The Raksha Bandhan (Hindi “Ties of Protection”) is a Hindu festival celebrating brother-sister relationships. It is celebrated on the full moon of the month of Shraavana, over July and August in the Gregorian calendar.

The celebration is marked by the tie or tie of rakhi, or the union with a thread of the sister with the doll of her brother. Then the brother gives his sister a gift and makes the promise that he will take care of her. Traditionally, brothers and sisters feed each other on sweets.

Examples of Rakhis used on the Raksha Bandhan holiday to place on the brothers' wrists

This does not only happen with blood brothers, but it is also done with adopted brothers, and even with cousins ​​and good friends. Indian history is full of women asking for protection from men who were not their brothers or even Hindu. Rani Karnavati sent a rakhi (a thread) to the Mongolian emperor Humayun when she was threatened by Bahadur Shah of Gujarat. So Humayun abandoned the military campaign he was carrying out and went to his rescue.

The rakhi can also be tied on other special occasions to show solidarity or affinity (not just between brothers and sisters), just as it happened during the movements for the independence of India.

Bhai Tika Ritual, Raksha Bandhan in Pakistan, Nawab Afridi


The origins of this festival are attributed to the following mythological incidents:

  Indra's fight with Vritra. Indra, the king of the gods, had lost his kingdom to the demon Vritra. At the orders of the guru Brihaspati, Sachi, Indra's wife tied a thread around her husband's wrist to ensure victory in the next duel.

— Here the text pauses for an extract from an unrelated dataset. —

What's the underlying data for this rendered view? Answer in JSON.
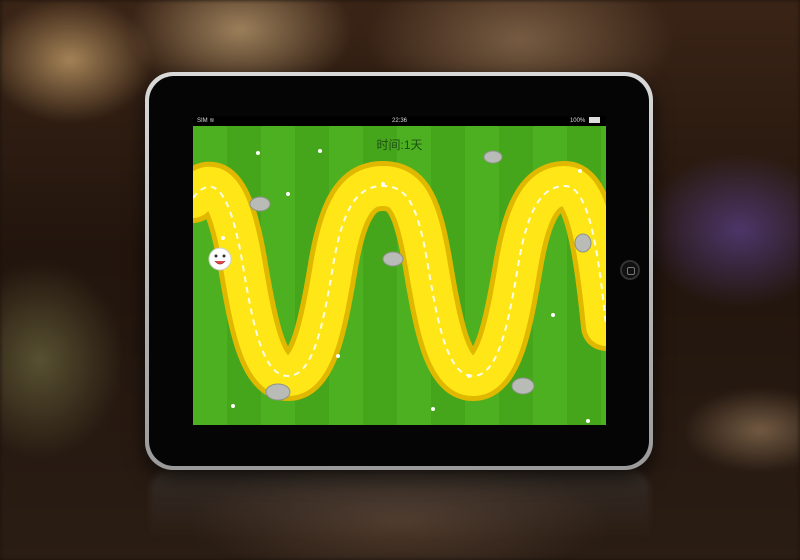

  Draupadi and Krishna during Rajsuya yagva - After Shishupal's death, Krisna had her finger bleeding. Draupadi, the woman from Pandavas, took a silk son from her sari and tied it around Krishna's wrist to keep it from bleeding more. After this Krishna promised to return the favor. Many years later when Draupadi was to be disgraced because she was to be shown naked in front of the entire court by her evil stepbrother Duryodhana, she called on Krishna to help her. So did Krishna and then she stretched her saree so long that it was impossible for her to take it off.

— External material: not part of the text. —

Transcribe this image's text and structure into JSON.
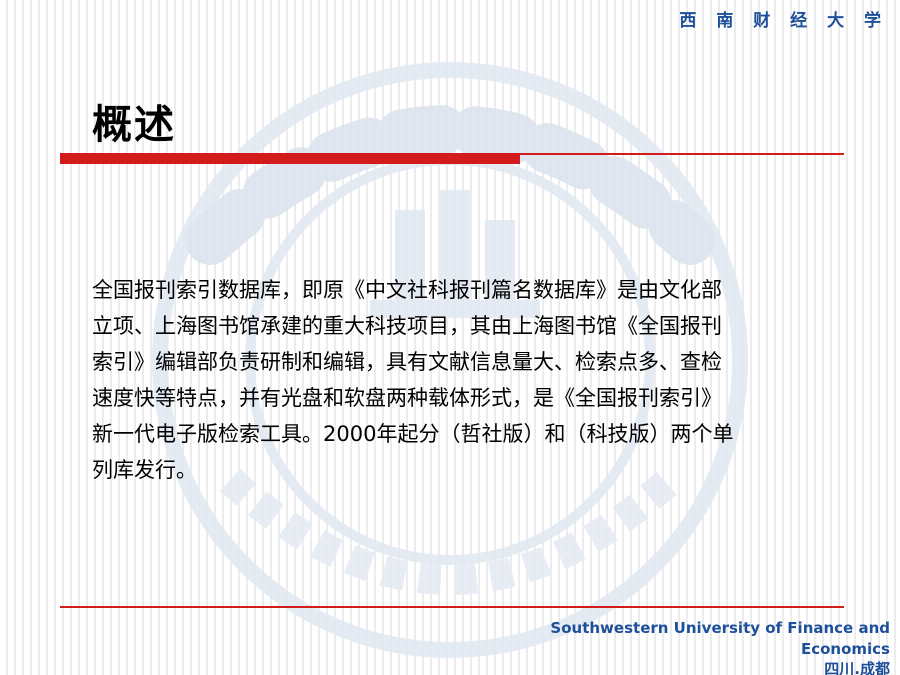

One of the oldest origins of the Raksha Bandhan, in documented history, dates back to the medieval era. During this period the Rajputs fought against the Muslim invaders.

During this time Rakhi was a spiritual symbol associated with the protection of the sisters. According to the story when Queen Karnawati, the widow of the then King of Chittor, realized that she could not defend the invasion of the Sultan of Gujarat, Bahadur Shah, she sent a rakhi to Emperor Humayun.

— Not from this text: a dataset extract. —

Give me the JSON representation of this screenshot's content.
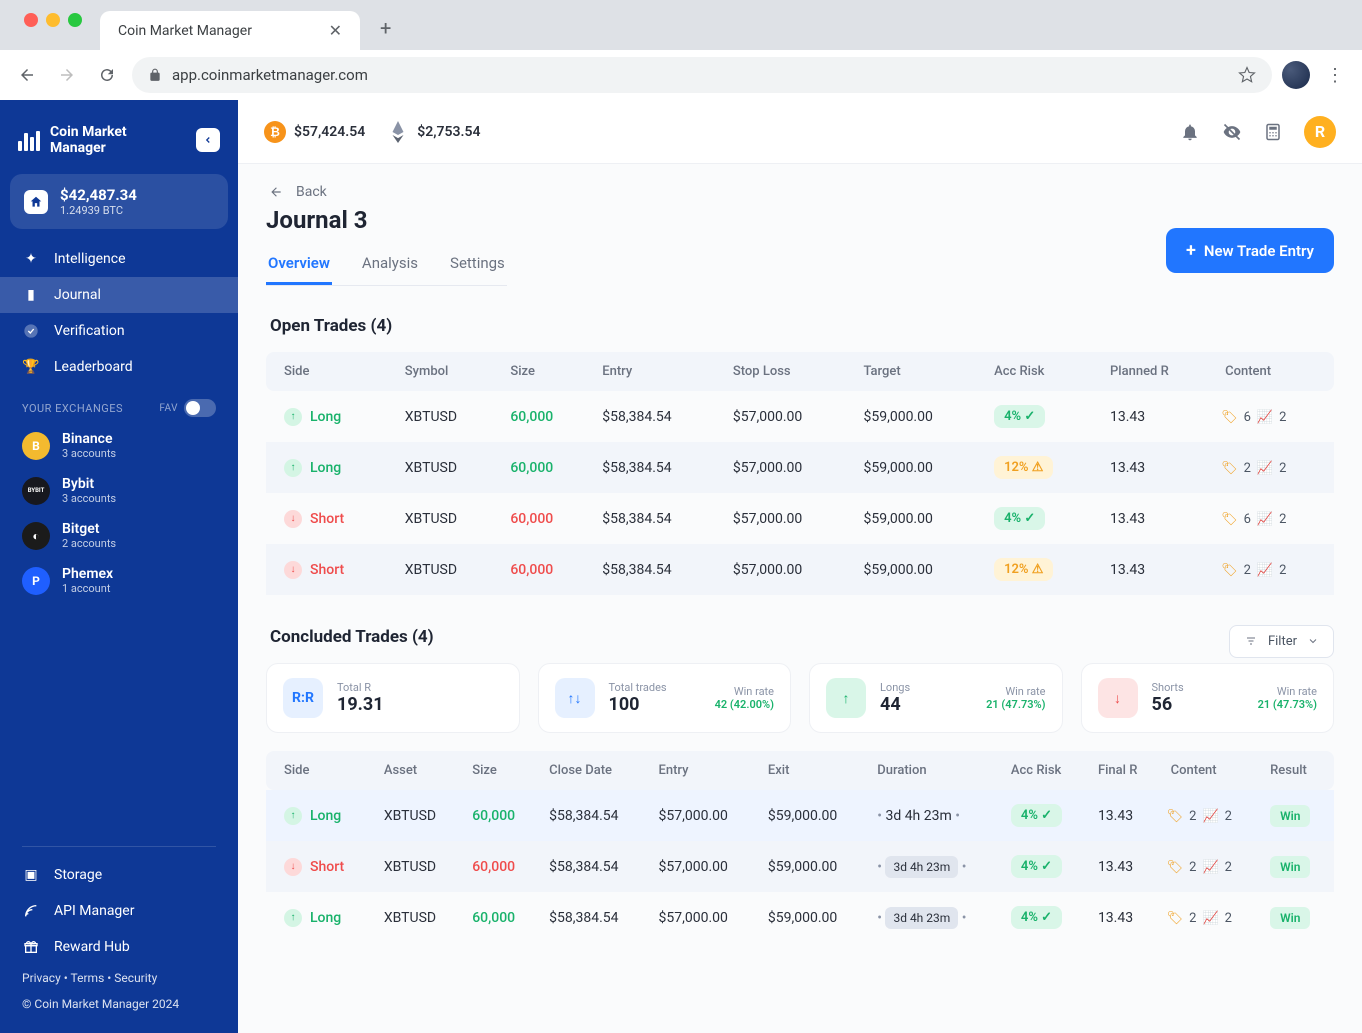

The emperor, moved by the gesture, accepted the rakhi considering Queen Karnawati as a sister and immediately left with his huge troops to give him protection.

Celebrating Raksha Bandhan


While the Raksha Bandhan is celebrated around the whole country, the different places of it mark different forms of celebration. These celebrations take place the same day, although in some places they do not give importance to the theme of rakhi.

Perhaps the most important way to celebrate Raksha Bandhan is when rakhi is tied. The sister ties a rakhi to her brother's wrist. This means that she asks for your protection and love. The brother must accept the rakhi and confirm his love and affection for his sister by offering him gifts and money. After this the whole family celebrates it with a feast.

It is a family celebration where all its members who dress in their best clothes participate.

Rakhi Purnima

This is how the Raksha Bandhan is called in North and Northwest India. The word "purnima" means full moon night.

Nariyal Purnima

In western Inida and parts like Maharashtra, Gujarat and Goa, this day is known as Nariyal Purnima. During this day an offering of coconuts (nariyal) is made to the sea, as a form of respect towards the god Varuna, the god of the sea. Nariyal Purnima marks the beginning of the fishing period and the fishermen, who depend on the sea to live, make an offering to the god Varuna so that they can collect abundant fish in the following fishing season.

Avani Avittam / Upakarman / Upakarma

In areas of southern India such as Kerala, Andhra Pradesh, Tamil Nadu and Orissa, this day is celebrated by the Brahmin community as Avani Avittam day. In Karnataka it is known as Upakarma by the followers of Yajurveda. This is the traditional day of the beginning of Vedic studies.

Kajari Purnima

In the central part of India as in Madhya Pradesh, Chattisgarh, Jharkhand and Bihar this day is known as Kajari Purnima. It is a very important day for farmers and for women blessed with a child. On the ninth day after Shravana Amavasya preparation for the Kajari festival begins. In the Kajari Navami there are varied ritual performances that are performed by women who have children and last until the day of the full moon arrives.